Myth: All Unemployed Workers are Eligible to Receive and Can Access their Benefits
As we’ve pointed out earlier in the report, many workers are not eligible for benefits due to their type of work, and many workers that are eligible choose not to apply.
States have also implemented many barriers that make it harder for unemployed workers to apply for or receive benefits. Poorly designed websites have made it challenging for the unemployed to apply; in an effort to lower the number of people eligible for unemployment and prioritize corporate interests, states have implemented tighter restrictions ranging from narrowing the definitions of a qualifying separation event to stricter job-search requirements; and some states also have cut the duration of benefits and increased the amount a worker needs to earn in order to qualify.
These deterrents are by design. Florida’s UI system “was problematic from its inception,” said Dwight Bullard, political director of the New Florida Majority. “You can be kicked out for not putting in enough information, for putting in too much information, or a simple failure to cross a ‘T’ or dot an ‘I’. If you have not done the right thing, you are talking about months of waiting, and you’re waiting for just $275 a week.”

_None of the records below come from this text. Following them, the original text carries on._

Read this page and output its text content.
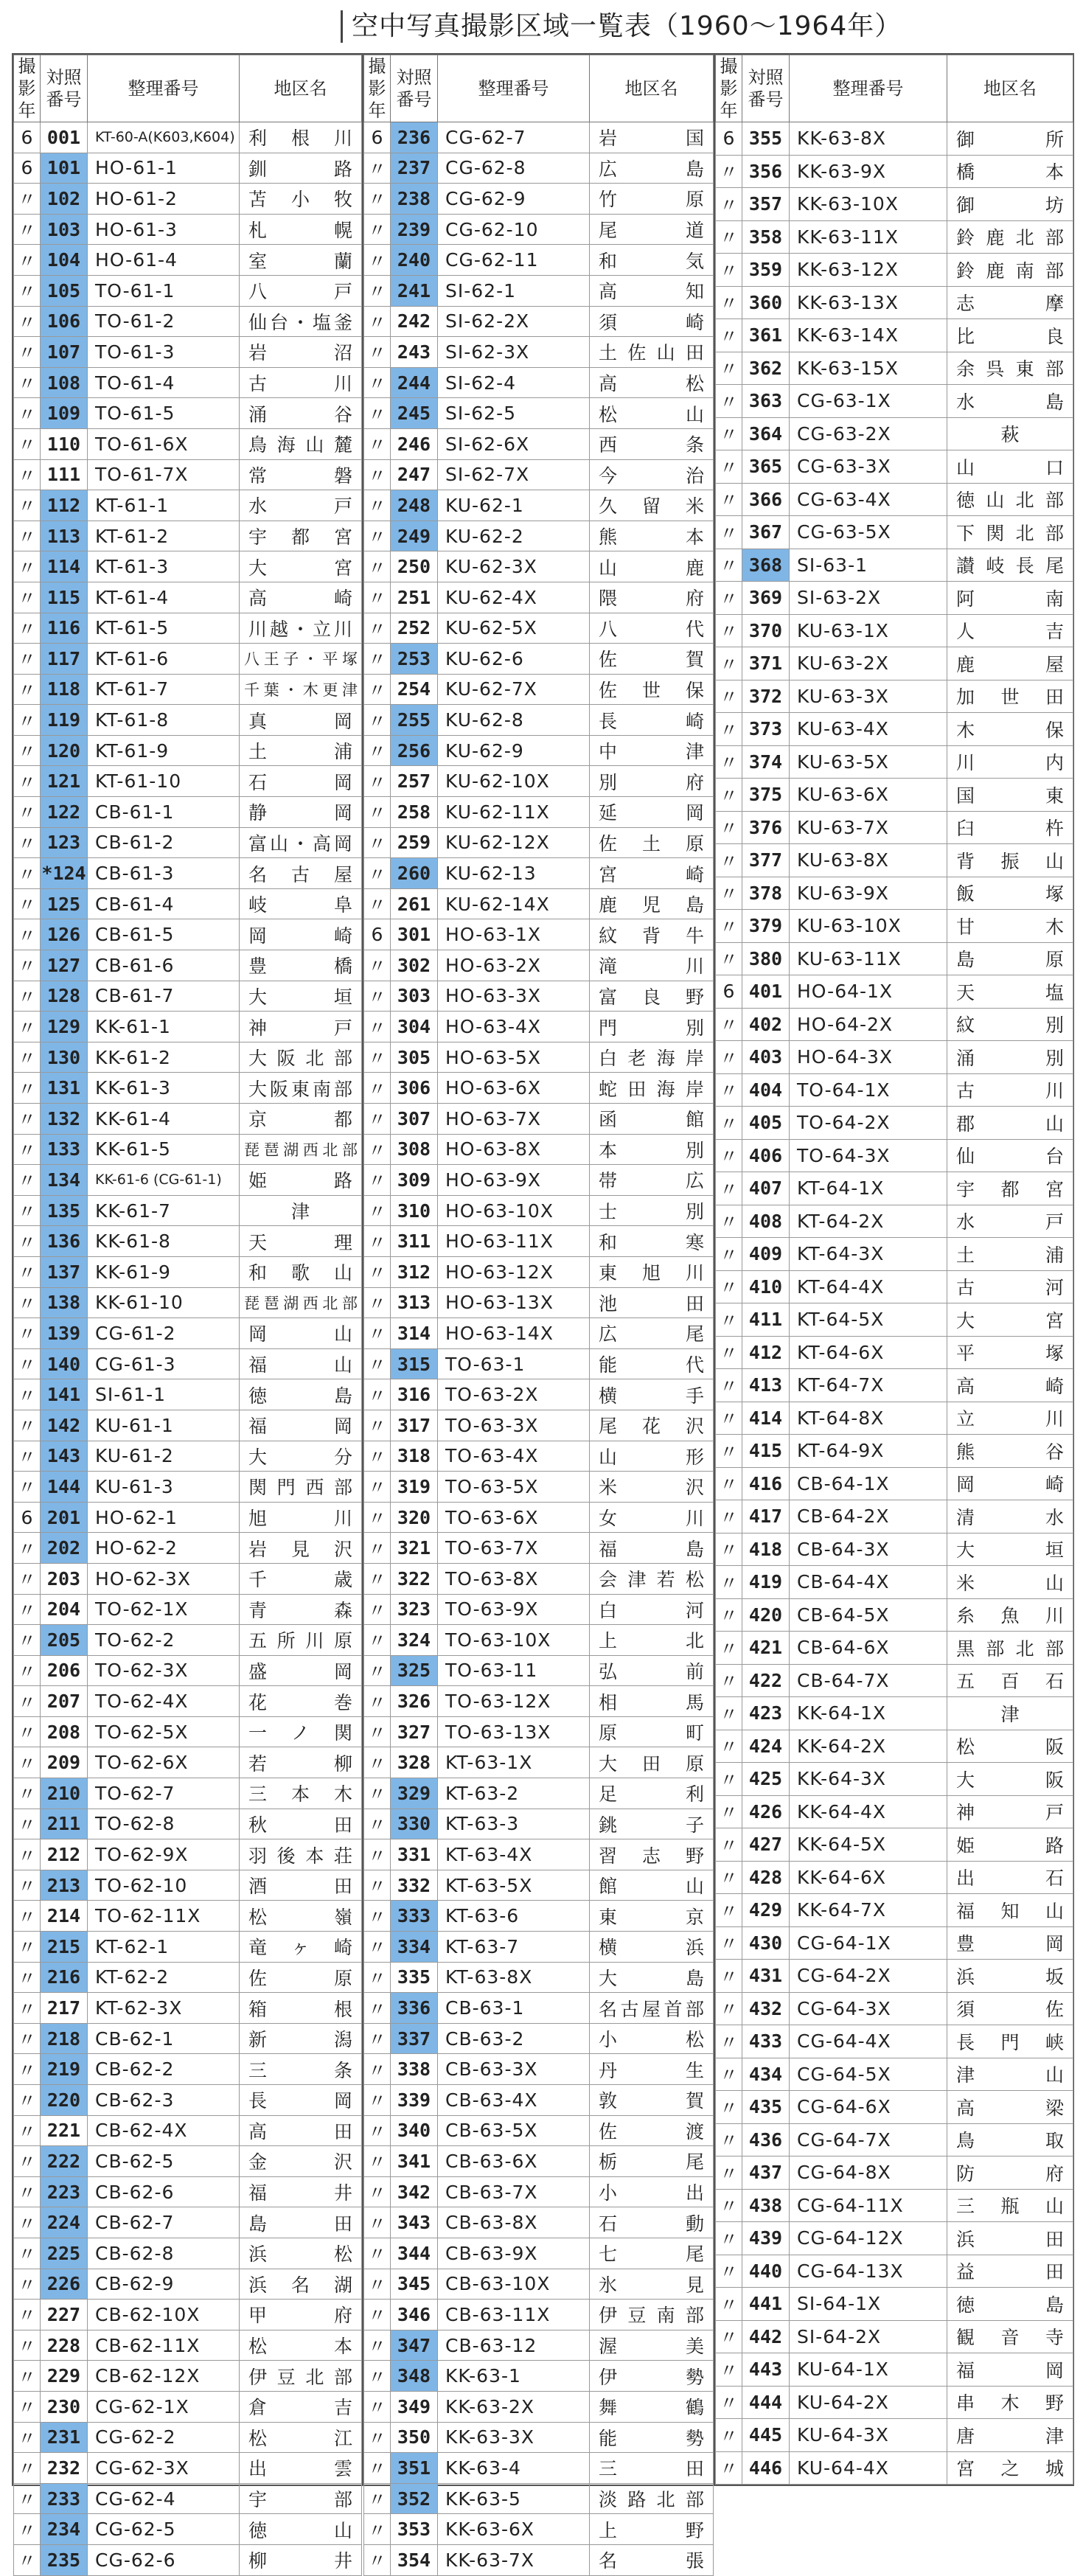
空中写真撮影区域一覧表（1960～1964年）
撮影年	対照番号	整理番号	地区名
6	001	KT-60-A(K603,K604)	利 根 川
6	101	HO-61-1	釧 路
〃	102	HO-61-2	苫 小 牧
〃	103	HO-61-3	札 幌
〃	104	HO-61-4	室 蘭
〃	105	TO-61-1	八 戸
〃	106	TO-61-2	仙台・塩釜
〃	107	TO-61-3	岩 沼
〃	108	TO-61-4	古 川
〃	109	TO-61-5	涌 谷
〃	110	TO-61-6X	鳥海山麓
〃	111	TO-61-7X	常 磐
〃	112	KT-61-1	水 戸
〃	113	KT-61-2	宇 都 宮
〃	114	KT-61-3	大 宮
〃	115	KT-61-4	高 崎
〃	116	KT-61-5	川越・立川
〃	117	KT-61-6	八王子・平塚
〃	118	KT-61-7	千葉・木更津
〃	119	KT-61-8	真 岡
〃	120	KT-61-9	土 浦
〃	121	KT-61-10	石 岡
〃	122	CB-61-1	静 岡
〃	123	CB-61-2	富山・高岡
〃	*124	CB-61-3	名 古 屋
〃	125	CB-61-4	岐 阜
〃	126	CB-61-5	岡 崎
〃	127	CB-61-6	豊 橋
〃	128	CB-61-7	大 垣
〃	129	KK-61-1	神 戸
〃	130	KK-61-2	大阪北部
〃	131	KK-61-3	大阪東南部
〃	132	KK-61-4	京 都
〃	133	KK-61-5	琵琶湖西北部
〃	134	KK-61-6 (CG-61-1)	姫 路
〃	135	KK-61-7	津
〃	136	KK-61-8	天 理
〃	137	KK-61-9	和 歌 山
〃	138	KK-61-10	琵琶湖西北部
〃	139	CG-61-2	岡 山
〃	140	CG-61-3	福 山
〃	141	SI-61-1	徳 島
〃	142	KU-61-1	福 岡
〃	143	KU-61-2	大 分
〃	144	KU-61-3	関門西部
6	201	HO-62-1	旭 川
〃	202	HO-62-2	岩 見 沢
〃	203	HO-62-3X	千 歳
〃	204	TO-62-1X	青 森
〃	205	TO-62-2	五所川原
〃	206	TO-62-3X	盛 岡
〃	207	TO-62-4X	花 巻
〃	208	TO-62-5X	一 ノ 関
〃	209	TO-62-6X	若 柳
〃	210	TO-62-7	三 本 木
〃	211	TO-62-8	秋 田
〃	212	TO-62-9X	羽後本荘
〃	213	TO-62-10	酒 田
〃	214	TO-62-11X	松 嶺
〃	215	KT-62-1	竜 ヶ 崎
〃	216	KT-62-2	佐 原
〃	217	KT-62-3X	箱 根
〃	218	CB-62-1	新 潟
〃	219	CB-62-2	三 条
〃	220	CB-62-3	長 岡
〃	221	CB-62-4X	高 田
〃	222	CB-62-5	金 沢
〃	223	CB-62-6	福 井
〃	224	CB-62-7	島 田
〃	225	CB-62-8	浜 松
〃	226	CB-62-9	浜 名 湖
〃	227	CB-62-10X	甲 府
〃	228	CB-62-11X	松 本
〃	229	CB-62-12X	伊豆北部
〃	230	CG-62-1X	倉 吉
〃	231	CG-62-2	松 江
〃	232	CG-62-3X	出 雲
〃	233	CG-62-4	宇 部
〃	234	CG-62-5	徳 山
〃	235	CG-62-6	柳 井
撮影年	対照番号	整理番号	地区名
6	236	CG-62-7	岩 国
〃	237	CG-62-8	広 島
〃	238	CG-62-9	竹 原
〃	239	CG-62-10	尾 道
〃	240	CG-62-11	和 気
〃	241	SI-62-1	高 知
〃	242	SI-62-2X	須 崎
〃	243	SI-62-3X	土佐山田
〃	244	SI-62-4	高 松
〃	245	SI-62-5	松 山
〃	246	SI-62-6X	西 条
〃	247	SI-62-7X	今 治
〃	248	KU-62-1	久 留 米
〃	249	KU-62-2	熊 本
〃	250	KU-62-3X	山 鹿
〃	251	KU-62-4X	隈 府
〃	252	KU-62-5X	八 代
〃	253	KU-62-6	佐 賀
〃	254	KU-62-7X	佐 世 保
〃	255	KU-62-8	長 崎
〃	256	KU-62-9	中 津
〃	257	KU-62-10X	別 府
〃	258	KU-62-11X	延 岡
〃	259	KU-62-12X	佐 土 原
〃	260	KU-62-13	宮 崎
〃	261	KU-62-14X	鹿 児 島
6	301	HO-63-1X	紋 背 牛
〃	302	HO-63-2X	滝 川
〃	303	HO-63-3X	富 良 野
〃	304	HO-63-4X	門 別
〃	305	HO-63-5X	白老海岸
〃	306	HO-63-6X	蛇田海岸
〃	307	HO-63-7X	函 館
〃	308	HO-63-8X	本 別
〃	309	HO-63-9X	帯 広
〃	310	HO-63-10X	士 別
〃	311	HO-63-11X	和 寒
〃	312	HO-63-12X	東 旭 川
〃	313	HO-63-13X	池 田
〃	314	HO-63-14X	広 尾
〃	315	TO-63-1	能 代
〃	316	TO-63-2X	横 手
〃	317	TO-63-3X	尾 花 沢
〃	318	TO-63-4X	山 形
〃	319	TO-63-5X	米 沢
〃	320	TO-63-6X	女 川
〃	321	TO-63-7X	福 島
〃	322	TO-63-8X	会津若松
〃	323	TO-63-9X	白 河
〃	324	TO-63-10X	上 北
〃	325	TO-63-11	弘 前
〃	326	TO-63-12X	相 馬
〃	327	TO-63-13X	原 町
〃	328	KT-63-1X	大 田 原
〃	329	KT-63-2	足 利
〃	330	KT-63-3	銚 子
〃	331	KT-63-4X	習 志 野
〃	332	KT-63-5X	館 山
〃	333	KT-63-6	東 京
〃	334	KT-63-7	横 浜
〃	335	KT-63-8X	大 島
〃	336	CB-63-1	名古屋首部
〃	337	CB-63-2	小 松
〃	338	CB-63-3X	丹 生
〃	339	CB-63-4X	敦 賀
〃	340	CB-63-5X	佐 渡
〃	341	CB-63-6X	栃 尾
〃	342	CB-63-7X	小 出
〃	343	CB-63-8X	石 動
〃	344	CB-63-9X	七 尾
〃	345	CB-63-10X	氷 見
〃	346	CB-63-11X	伊豆南部
〃	347	CB-63-12	渥 美
〃	348	KK-63-1	伊 勢
〃	349	KK-63-2X	舞 鶴
〃	350	KK-63-3X	能 勢
〃	351	KK-63-4	三 田
〃	352	KK-63-5	淡路北部
〃	353	KK-63-6X	上 野
〃	354	KK-63-7X	名 張
撮影年	対照番号	整理番号	地区名
6	355	KK-63-8X	御 所
〃	356	KK-63-9X	橋 本
〃	357	KK-63-10X	御 坊
〃	358	KK-63-11X	鈴鹿北部
〃	359	KK-63-12X	鈴鹿南部
〃	360	KK-63-13X	志 摩
〃	361	KK-63-14X	比 良
〃	362	KK-63-15X	余呉東部
〃	363	CG-63-1X	水 島
〃	364	CG-63-2X	萩
〃	365	CG-63-3X	山 口
〃	366	CG-63-4X	徳山北部
〃	367	CG-63-5X	下関北部
〃	368	SI-63-1	讃岐長尾
〃	369	SI-63-2X	阿 南
〃	370	KU-63-1X	人 吉
〃	371	KU-63-2X	鹿 屋
〃	372	KU-63-3X	加 世 田
〃	373	KU-63-4X	木 保
〃	374	KU-63-5X	川 内
〃	375	KU-63-6X	国 東
〃	376	KU-63-7X	臼 杵
〃	377	KU-63-8X	背 振 山
〃	378	KU-63-9X	飯 塚
〃	379	KU-63-10X	甘 木
〃	380	KU-63-11X	島 原
6	401	HO-64-1X	天 塩
〃	402	HO-64-2X	紋 別
〃	403	HO-64-3X	涌 別
〃	404	TO-64-1X	古 川
〃	405	TO-64-2X	郡 山
〃	406	TO-64-3X	仙 台
〃	407	KT-64-1X	宇 都 宮
〃	408	KT-64-2X	水 戸
〃	409	KT-64-3X	土 浦
〃	410	KT-64-4X	古 河
〃	411	KT-64-5X	大 宮
〃	412	KT-64-6X	平 塚
〃	413	KT-64-7X	高 崎
〃	414	KT-64-8X	立 川
〃	415	KT-64-9X	熊 谷
〃	416	CB-64-1X	岡 崎
〃	417	CB-64-2X	清 水
〃	418	CB-64-3X	大 垣
〃	419	CB-64-4X	米 山
〃	420	CB-64-5X	糸 魚 川
〃	421	CB-64-6X	黒部北部
〃	422	CB-64-7X	五 百 石
〃	423	KK-64-1X	津
〃	424	KK-64-2X	松 阪
〃	425	KK-64-3X	大 阪
〃	426	KK-64-4X	神 戸
〃	427	KK-64-5X	姫 路
〃	428	KK-64-6X	出 石
〃	429	KK-64-7X	福 知 山
〃	430	CG-64-1X	豊 岡
〃	431	CG-64-2X	浜 坂
〃	432	CG-64-3X	須 佐
〃	433	CG-64-4X	長 門 峡
〃	434	CG-64-5X	津 山
〃	435	CG-64-6X	高 梁
〃	436	CG-64-7X	鳥 取
〃	437	CG-64-8X	防 府
〃	438	CG-64-11X	三 瓶 山
〃	439	CG-64-12X	浜 田
〃	440	CG-64-13X	益 田
〃	441	SI-64-1X	徳 島
〃	442	SI-64-2X	観 音 寺
〃	443	KU-64-1X	福 岡
〃	444	KU-64-2X	串 木 野
〃	445	KU-64-3X	唐 津
〃	446	KU-64-4X	宮 之 城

The Goal of These Myths: To Shame, Stigmatize, and Disincentivize Workers from Applying for Benefits they Earned
It is difficult to know how many people who are eligible for unemployment insurance have actually given up on applying or never even tried to apply. According to a survey by the Economic Policy Institute conducted in April, for every 10 people who successfully filed for unemployment insurance during the previous four weeks, up to four additional people could not gain access to the system to make a claim, and two didn’t even go through the trouble because it was too hard.
There are those who don’t apply because they don't believe they’re qualified for benefits—a common belief that’s prevalent among Black and Latinx workers. Working America’s digital canvassing program (through targeted emails, text messages, and phone calls) found that about 52 percent of Black workers who are eligible didn’t even know about the new federal benefits and the expanded eligibility requirements. But most of all, among Black and Latinx workers, “there is a feeling that the program is for them, not for me,” said Rebecca Dixon, executive director at NELP, in an interview with our team.
Some of our interviewees felt a stigma attached to being unemployed and filing for assistance. “The process is humbling,” said Ryan, a finance manager from Lexington, Ky. Furloughed in March, he still quickly applied through Kentucky’s Office of Unemployment Insurance website with the help of a friend and received his first payment by early April. “I'm not used to asking for help, more so used to giving that help. I felt anxious stepping out into the unknown.”
Ryan is anxiously waiting to be called back to work, though his employer has begun reopening. So far, they’ve called back a select few in his department, which has raised some concerns for him. He still holds on to his faith. “They know I’m a person of faith, so you know, they’ll call me.”